Knowing contravention of a departure prohibition order renders a person liable potentially to 12 months imprisonment: TAA, s 14R. The Commissioner shall, upon application, revoke a departure prohibition order in certain circumstances but may otherwise exercise a discretion to revoke the order pursuant to TAA, s 14T, which relevantly provides as follows:
"Revocation and variation of departure prohibition orders
(1) Where a departure prohibition order is in force in respect of a person and:
(a) the tax liabilities to which the person is subject have been wholly discharged and the Commissioner is satisfied that it is likely that the tax liabilities to which the person may become subject in respect of, or arising out of, matters that have occurred will be:
(i) wholly discharged; or
(ii) completely irrecoverable; or
(b) the Commissioner is satisfied that the tax liabilities to which the person is subject are completely irrecoverable;
the Commissioner shall, on application being made to the Commissioner by the person to do so or on the Commissioner's own motion, revoke the departure prohibition order.

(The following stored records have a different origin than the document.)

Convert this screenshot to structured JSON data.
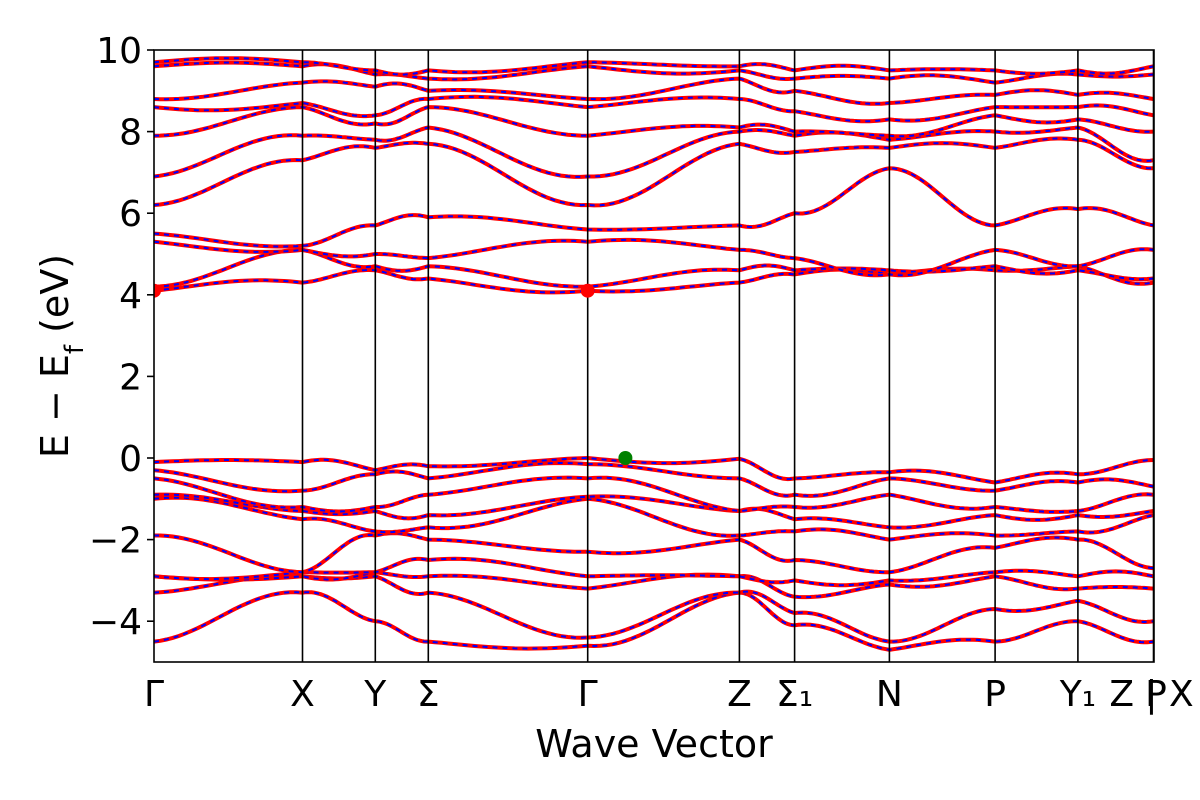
{
  "chart_data": {
    "type": "line",
    "title": "",
    "xlabel": "Wave Vector",
    "ylabel": "E − E",
    "ylabel_sub": "f",
    "ylabel_unit": " (eV)",
    "ylim": [
      -5,
      10
    ],
    "yticks": [
      {
        "value": 10,
        "label": "10"
      },
      {
        "value": 8,
        "label": "8"
      },
      {
        "value": 6,
        "label": "6"
      },
      {
        "value": 4,
        "label": "4"
      },
      {
        "value": 2,
        "label": "2"
      },
      {
        "value": 0,
        "label": "0"
      },
      {
        "value": -2,
        "label": "−2"
      },
      {
        "value": -4,
        "label": "−4"
      }
    ],
    "kpath": [
      {
        "label": "Γ",
        "sub": "",
        "pos": 0.0
      },
      {
        "label": "X",
        "sub": "",
        "pos": 0.1485
      },
      {
        "label": "Y",
        "sub": "",
        "pos": 0.2213
      },
      {
        "label": "Σ",
        "sub": "",
        "pos": 0.2743
      },
      {
        "label": "Γ",
        "sub": "",
        "pos": 0.4337
      },
      {
        "label": "Z",
        "sub": "",
        "pos": 0.5854
      },
      {
        "label": "Σ",
        "sub": "1",
        "pos": 0.6406
      },
      {
        "label": "N",
        "sub": "",
        "pos": 0.7354
      },
      {
        "label": "P",
        "sub": "",
        "pos": 0.8411
      },
      {
        "label": "Y",
        "sub": "1",
        "pos": 0.9239
      },
      {
        "label": "Z | X",
        "sub": "",
        "pos": 1.0
      },
      {
        "label": "P",
        "sub": "",
        "pos": 1.0
      }
    ],
    "kpath_display": [
      {
        "label": "Γ",
        "pos": 0.0
      },
      {
        "label": "X",
        "pos": 0.1485
      },
      {
        "label": "Y",
        "pos": 0.2213
      },
      {
        "label": "Σ",
        "pos": 0.2743
      },
      {
        "label": "Γ",
        "pos": 0.4337
      },
      {
        "label": "Z",
        "pos": 0.5854
      },
      {
        "label": "Σ₁",
        "pos": 0.6406
      },
      {
        "label": "N",
        "pos": 0.7354
      },
      {
        "label": "P",
        "pos": 0.8411
      },
      {
        "label": "Y₁",
        "pos": 0.9239
      },
      {
        "label": "Z | X",
        "pos": 0.9995
      },
      {
        "label": "P",
        "pos": 1.0
      }
    ],
    "vlines": [
      0.1485,
      0.2213,
      0.2743,
      0.4337,
      0.5854,
      0.6406,
      0.7354,
      0.8411,
      0.9239,
      0.9995
    ],
    "series_style": {
      "line_color": "#ff0000",
      "dash_color": "#0000ff"
    },
    "band_edges": {
      "vbm": {
        "k": 0.4714,
        "E": 0.0,
        "color": "#008000"
      },
      "cbm": [
        {
          "k": 0.0,
          "E": 4.1,
          "color": "#ff0000"
        },
        {
          "k": 0.4337,
          "E": 4.1,
          "color": "#ff0000"
        }
      ]
    },
    "bands": [
      {
        "E": [
          -4.5,
          -3.3,
          -4.0,
          -4.5,
          -4.6,
          -3.3,
          -4.1,
          -4.7,
          -4.5,
          -4.0,
          -4.5,
          -4.5
        ]
      },
      {
        "E": [
          -3.3,
          -2.9,
          -2.9,
          -3.3,
          -4.4,
          -3.3,
          -3.8,
          -4.5,
          -3.7,
          -3.5,
          -4.0,
          -3.7
        ]
      },
      {
        "E": [
          -2.9,
          -2.9,
          -2.8,
          -2.9,
          -3.2,
          -2.9,
          -3.4,
          -3.1,
          -2.9,
          -3.2,
          -3.2,
          -3.3
        ]
      },
      {
        "E": [
          -2.9,
          -2.8,
          -2.8,
          -2.5,
          -2.9,
          -2.9,
          -3.0,
          -3.0,
          -2.8,
          -2.9,
          -2.9,
          -2.8
        ]
      },
      {
        "E": [
          -1.9,
          -2.8,
          -1.9,
          -2.0,
          -2.3,
          -2.0,
          -2.5,
          -2.8,
          -2.2,
          -2.0,
          -2.7,
          -2.5
        ]
      },
      {
        "E": [
          -1.0,
          -1.5,
          -1.8,
          -1.7,
          -1.0,
          -1.9,
          -1.8,
          -2.0,
          -1.9,
          -1.8,
          -1.4,
          -1.5
        ]
      },
      {
        "E": [
          -0.9,
          -1.3,
          -1.3,
          -1.4,
          -0.95,
          -1.3,
          -1.5,
          -1.7,
          -1.4,
          -1.4,
          -1.3,
          -1.3
        ]
      },
      {
        "E": [
          -0.5,
          -1.2,
          -1.2,
          -0.9,
          -0.5,
          -1.3,
          -1.2,
          -0.9,
          -1.2,
          -1.3,
          -0.9,
          -1.2
        ]
      },
      {
        "E": [
          -0.3,
          -0.8,
          -0.4,
          -0.5,
          -0.15,
          -0.5,
          -0.9,
          -0.5,
          -0.8,
          -0.6,
          -0.7,
          -0.8
        ]
      },
      {
        "E": [
          -0.1,
          -0.1,
          -0.3,
          -0.2,
          0.0,
          -0.02,
          -0.5,
          -0.35,
          -0.6,
          -0.4,
          -0.05,
          -0.4
        ]
      },
      {
        "E": [
          4.1,
          4.3,
          4.6,
          4.4,
          4.1,
          4.3,
          4.5,
          4.5,
          4.6,
          4.7,
          4.3,
          4.5
        ]
      },
      {
        "E": [
          4.2,
          5.1,
          4.7,
          4.7,
          4.2,
          4.6,
          4.6,
          4.6,
          4.7,
          4.6,
          4.4,
          4.6
        ]
      },
      {
        "E": [
          5.3,
          5.1,
          5.0,
          4.9,
          5.3,
          5.1,
          4.9,
          4.5,
          5.1,
          4.7,
          5.1,
          5.1
        ]
      },
      {
        "E": [
          5.5,
          5.2,
          5.7,
          5.9,
          5.6,
          5.7,
          6.0,
          7.1,
          5.7,
          6.1,
          5.7,
          5.7
        ]
      },
      {
        "E": [
          6.2,
          7.3,
          7.6,
          7.7,
          6.2,
          7.7,
          7.5,
          7.6,
          7.6,
          7.8,
          7.1,
          7.6
        ]
      },
      {
        "E": [
          6.9,
          7.9,
          7.8,
          8.1,
          6.9,
          8.0,
          7.9,
          7.8,
          8.0,
          8.1,
          7.3,
          8.2
        ]
      },
      {
        "E": [
          7.9,
          8.6,
          8.2,
          8.6,
          7.9,
          8.1,
          8.0,
          7.9,
          8.4,
          8.3,
          8.0,
          8.4
        ]
      },
      {
        "E": [
          8.6,
          8.7,
          8.4,
          8.8,
          8.6,
          8.8,
          8.5,
          8.3,
          8.6,
          8.6,
          8.4,
          8.7
        ]
      },
      {
        "E": [
          8.8,
          9.2,
          9.1,
          9.0,
          8.8,
          9.3,
          9.0,
          8.7,
          8.9,
          8.9,
          8.8,
          9.0
        ]
      },
      {
        "E": [
          9.6,
          9.6,
          9.4,
          9.3,
          9.6,
          9.5,
          9.3,
          9.3,
          9.2,
          9.4,
          9.4,
          9.4
        ]
      },
      {
        "E": [
          9.7,
          9.7,
          9.5,
          9.5,
          9.7,
          9.6,
          9.5,
          9.5,
          9.5,
          9.5,
          9.6,
          9.5
        ]
      }
    ]
  }
}
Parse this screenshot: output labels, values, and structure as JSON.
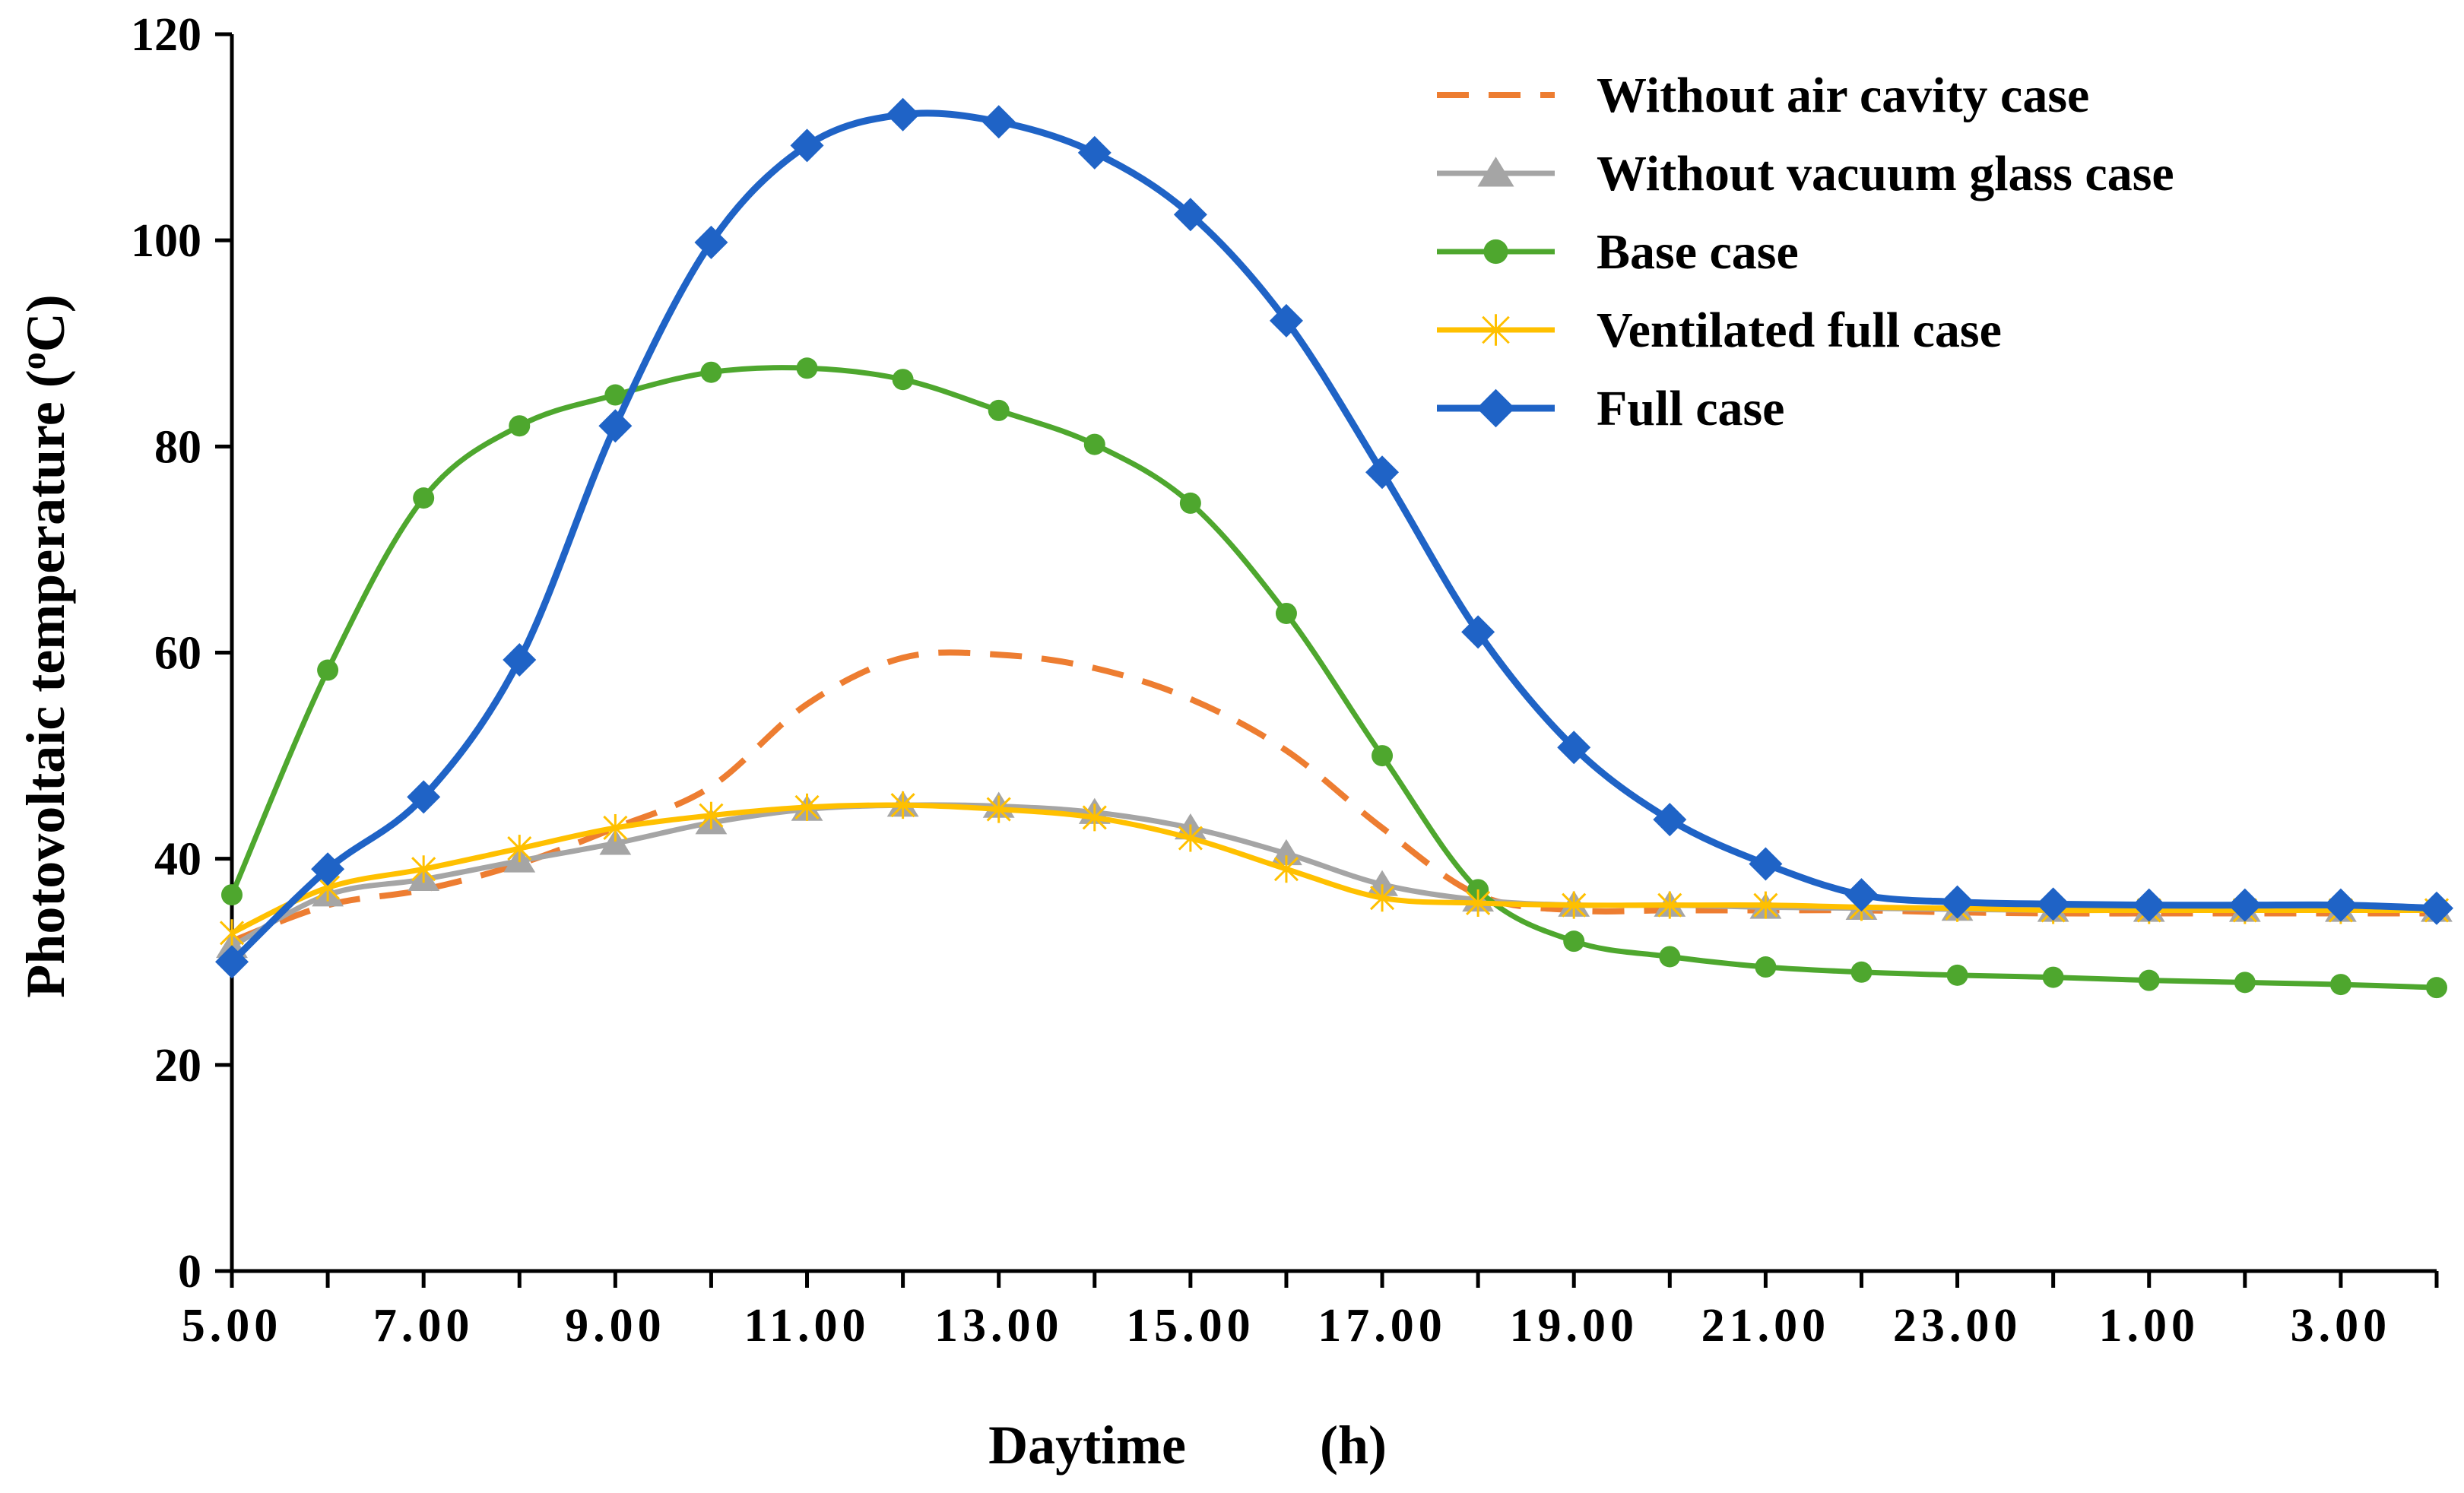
{
  "chart_data": {
    "type": "line",
    "title": "",
    "xlabel": "Daytime",
    "xlabel_unit": "(h)",
    "ylabel": "Photovoltaic temperature (°C)",
    "ylabel_main": "Photovoltaic temperature (",
    "ylabel_sup": "o",
    "ylabel_end": "C)",
    "ylim": [
      0,
      120
    ],
    "yticks": [
      0,
      20,
      40,
      60,
      80,
      100,
      120
    ],
    "x": [
      "5.00",
      "6.00",
      "7.00",
      "8.00",
      "9.00",
      "10.00",
      "11.00",
      "12.00",
      "13.00",
      "14.00",
      "15.00",
      "16.00",
      "17.00",
      "18.00",
      "19.00",
      "20.00",
      "21.00",
      "22.00",
      "23.00",
      "24.00",
      "1.00",
      "2.00",
      "3.00",
      "4.00"
    ],
    "xtick_labels": [
      "5.00",
      "",
      "7.00",
      "",
      "9.00",
      "",
      "11.00",
      "",
      "13.00",
      "",
      "15.00",
      "",
      "17.00",
      "",
      "19.00",
      "",
      "21.00",
      "",
      "23.00",
      "",
      "1.00",
      "",
      "3.00",
      ""
    ],
    "legend_position": "top-right",
    "series": [
      {
        "name": "Without air cavity case",
        "color": "#ED7D31",
        "style": "dashed",
        "marker": "none",
        "values": [
          32,
          35.5,
          37,
          39.5,
          43,
          47,
          55,
          59.5,
          59.8,
          58.5,
          55.5,
          50.5,
          43,
          36.5,
          35,
          35,
          35,
          35,
          34.8,
          34.7,
          34.7,
          34.7,
          34.7,
          34.7
        ]
      },
      {
        "name": "Without vacuum glass case",
        "color": "#A5A5A5",
        "style": "solid",
        "marker": "triangle",
        "values": [
          31.5,
          36.5,
          38,
          39.8,
          41.5,
          43.5,
          44.8,
          45.2,
          45.1,
          44.5,
          43,
          40.5,
          37.5,
          36,
          35.5,
          35.5,
          35.3,
          35.2,
          35.1,
          35,
          35,
          35,
          35,
          35
        ]
      },
      {
        "name": "Base case",
        "color": "#4EA72E",
        "style": "solid",
        "marker": "circle",
        "values": [
          36.5,
          58.3,
          75,
          82,
          85,
          87.2,
          87.6,
          86.5,
          83.5,
          80.2,
          74.5,
          63.8,
          50,
          37,
          32,
          30.5,
          29.5,
          29,
          28.7,
          28.5,
          28.2,
          28,
          27.8,
          27.5
        ]
      },
      {
        "name": "Ventilated full case",
        "color": "#FFC000",
        "style": "solid",
        "marker": "x",
        "values": [
          32.8,
          37.2,
          39,
          41,
          43,
          44.2,
          45,
          45.2,
          44.8,
          44,
          42,
          39,
          36.2,
          35.7,
          35.5,
          35.5,
          35.5,
          35.3,
          35.2,
          35,
          35,
          35,
          35,
          35
        ]
      },
      {
        "name": "Full case",
        "color": "#1F63C6",
        "style": "solid",
        "marker": "diamond",
        "values": [
          30,
          39,
          46,
          59.3,
          82,
          99.8,
          109.2,
          112.2,
          111.5,
          108.5,
          102.5,
          92.2,
          77.5,
          62,
          50.8,
          43.8,
          39.5,
          36.5,
          35.8,
          35.6,
          35.5,
          35.5,
          35.5,
          35.2
        ]
      }
    ]
  }
}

(2) Where a departure prohibition order is in force in respect of a person, the Commissioner may, in the Commissioner's discretion and on application being made to the Commissioner to do so or on the Commissioner's own motion, revoke or vary the departure prohibition order.
…"
The Commissioner may, upon application, by a person in respect of whom a departure prohibition order is in force, issue a certificate, known as a "departure authorisation certificate", authorising the person to depart from Australia for a foreign country. The Commissioner may only issue a departure authorisation certificate in limited circumstances. These are essentially: if the Commissioner is satisfied that the person will depart from Australia and return to Australia within such period as the Commissioner considers appropriate and upon such conditions including security as the Commissioner may impose, or if security is not available, on humanitarian grounds or on the basis that refusal to issue a departure authorisation certificate would be detrimental to the interests of Australia: TAA, s 14U.
On an appeal under TAA, s 14V a Court hearing the appeal may make an order setting aside the departure prohibition order or dismiss the appeal: TAA, s 14X. As Poletti and Pattenden explain, though termed an "appeal", an application under s 14V is a proceeding in the original jurisdiction of the Court.
Decisions of the Commissioner made under TAA, ss 14T or 14U are reviewable by the Administrative Review Tribunal by a process distinct from the appeal mechanism in s 14V for appeals from decisions under s 14S.